Ce fut un autre jour sombre dans la bataille angoissante du Portugal contre Covid-19.

Les décès sont «  les plus élevés qu’ils aient jamais été  » (+293), les nouvelles infections dépassent les 15000 (encore une fois, le démarrage lent de la semaine devient prévisible et semble être associé à une diminution des tests effectués par les laboratoires pendant le week-end), et le nombre des infections actives remontent à plus de 170 000 (172 893).

Le Portugal est «toujours» le pire au monde en ce qui concerne les données glissantes sur sept jours par million d’habitants, mais Expresso souligne que la courbe de croissance des nouvelles infections semble se stabiliser un peu. «Les chiffres dans les prochains jours seront essentiels pour voir si ce ralentissement se consolide et, plus important encore, si une tendance à la régression commence…», explique le journal.

Entre-temps, le sentiment de crise n’a pas cessé. Alors que le Conseil médical général continue d’avertir la capacité des hôpitaux nationaux, des centaines de vaccins ont dû être jetés après une panne du système de réfrigération d’une pharmacie hospitalière de Penafiel.

Les conférences de presse informant les journalistes de la situation épidémiologique ont été annulées ces trois dernières semaines, de sorte que la capacité de tout mettre en contexte a été compromise.

Mais pour le moment, il semble que la / les variante (s) en circulation à Lisbonne soient loin d’être sous contrôle – malgré toutes les mesures de confinement avant Noël et depuis, et maintenant le verrouillage national.

La région de Lisbonne / Vale do Tejo est constamment responsable du plus grand nombre d’infections – bien au-delà de celles du nord. Les chiffres d’aujourd’hui montrent +7 605 nouvelles infections au cours des dernières 24 heures. C’est plus de la moitié du total quotidien pour le reste du pays et les régions autonomes de Madère et des Açores réunies.

Les décès à Lisbonne / Vale do Tejo sont également les plus élevés du pays – ce qui suggère à nouveau que les variantes «plus agressives, potentiellement plus mortelles» évoluent beaucoup plus rapidement que le programme de vaccination.

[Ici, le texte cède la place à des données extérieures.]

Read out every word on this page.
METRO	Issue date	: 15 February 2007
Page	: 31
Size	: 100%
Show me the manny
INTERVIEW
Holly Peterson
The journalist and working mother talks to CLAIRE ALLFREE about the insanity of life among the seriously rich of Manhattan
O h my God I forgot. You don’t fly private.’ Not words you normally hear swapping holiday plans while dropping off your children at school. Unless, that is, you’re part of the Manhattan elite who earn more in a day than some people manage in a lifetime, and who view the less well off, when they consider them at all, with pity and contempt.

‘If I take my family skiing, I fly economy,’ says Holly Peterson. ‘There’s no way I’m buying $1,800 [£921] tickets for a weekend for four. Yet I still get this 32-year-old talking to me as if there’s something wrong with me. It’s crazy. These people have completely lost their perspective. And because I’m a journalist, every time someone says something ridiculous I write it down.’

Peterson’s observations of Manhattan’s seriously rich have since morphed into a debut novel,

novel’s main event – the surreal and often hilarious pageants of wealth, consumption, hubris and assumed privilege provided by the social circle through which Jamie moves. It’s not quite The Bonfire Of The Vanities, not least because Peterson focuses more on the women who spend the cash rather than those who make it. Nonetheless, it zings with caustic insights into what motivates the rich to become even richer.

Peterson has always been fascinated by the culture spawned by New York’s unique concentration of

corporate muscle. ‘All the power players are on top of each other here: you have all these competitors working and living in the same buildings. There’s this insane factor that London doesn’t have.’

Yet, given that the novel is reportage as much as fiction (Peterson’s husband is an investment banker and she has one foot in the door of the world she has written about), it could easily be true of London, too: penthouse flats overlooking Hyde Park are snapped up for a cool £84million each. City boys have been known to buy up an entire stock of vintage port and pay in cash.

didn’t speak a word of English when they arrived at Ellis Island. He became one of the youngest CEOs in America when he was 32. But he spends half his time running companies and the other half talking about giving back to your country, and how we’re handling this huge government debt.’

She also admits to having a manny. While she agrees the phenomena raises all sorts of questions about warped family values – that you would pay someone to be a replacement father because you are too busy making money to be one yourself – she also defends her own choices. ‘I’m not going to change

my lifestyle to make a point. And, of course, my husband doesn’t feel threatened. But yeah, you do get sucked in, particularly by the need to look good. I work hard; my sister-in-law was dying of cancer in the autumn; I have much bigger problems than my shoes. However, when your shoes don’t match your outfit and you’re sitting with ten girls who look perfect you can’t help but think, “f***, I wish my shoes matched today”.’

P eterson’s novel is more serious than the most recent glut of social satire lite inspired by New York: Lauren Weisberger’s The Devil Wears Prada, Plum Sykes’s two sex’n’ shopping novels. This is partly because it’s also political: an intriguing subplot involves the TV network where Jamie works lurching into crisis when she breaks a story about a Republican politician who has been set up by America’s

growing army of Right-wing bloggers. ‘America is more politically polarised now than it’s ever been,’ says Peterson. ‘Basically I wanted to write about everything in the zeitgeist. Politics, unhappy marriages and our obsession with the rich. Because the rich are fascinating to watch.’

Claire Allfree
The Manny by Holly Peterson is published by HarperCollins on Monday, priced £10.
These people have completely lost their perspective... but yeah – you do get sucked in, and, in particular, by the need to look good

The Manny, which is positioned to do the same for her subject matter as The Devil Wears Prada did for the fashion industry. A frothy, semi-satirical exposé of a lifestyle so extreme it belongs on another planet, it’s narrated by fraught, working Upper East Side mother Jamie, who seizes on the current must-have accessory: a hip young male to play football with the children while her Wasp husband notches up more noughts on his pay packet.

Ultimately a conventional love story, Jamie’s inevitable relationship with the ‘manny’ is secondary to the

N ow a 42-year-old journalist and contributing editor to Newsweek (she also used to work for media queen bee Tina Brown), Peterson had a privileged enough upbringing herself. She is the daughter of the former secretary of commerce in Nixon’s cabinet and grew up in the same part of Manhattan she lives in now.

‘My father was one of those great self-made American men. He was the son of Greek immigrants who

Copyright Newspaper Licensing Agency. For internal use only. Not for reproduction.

Une autre «  surprise négative  » comme on les appelle souvent au Portugal (probablement mieux décrite comme un choc) est que l’Algarve a soudainement commencé à montrer un nombre très élevé de nouvelles infections (+500 aujourd’hui). Il s’agit d’un bond de près de 300 sur une période de 24 heures – encore une fois, les mauvais rapports / tests faibles le week-end pourraient être à blâmer, ou cela pourrait être un signe que la région a la variante britannique – mais quelle qu’en soit la cause, cela augure mal.

Le nombre de patients hospitalisés est en hausse de 131 nouveaux patients, dont 6 603 – 783 sont en réanimation.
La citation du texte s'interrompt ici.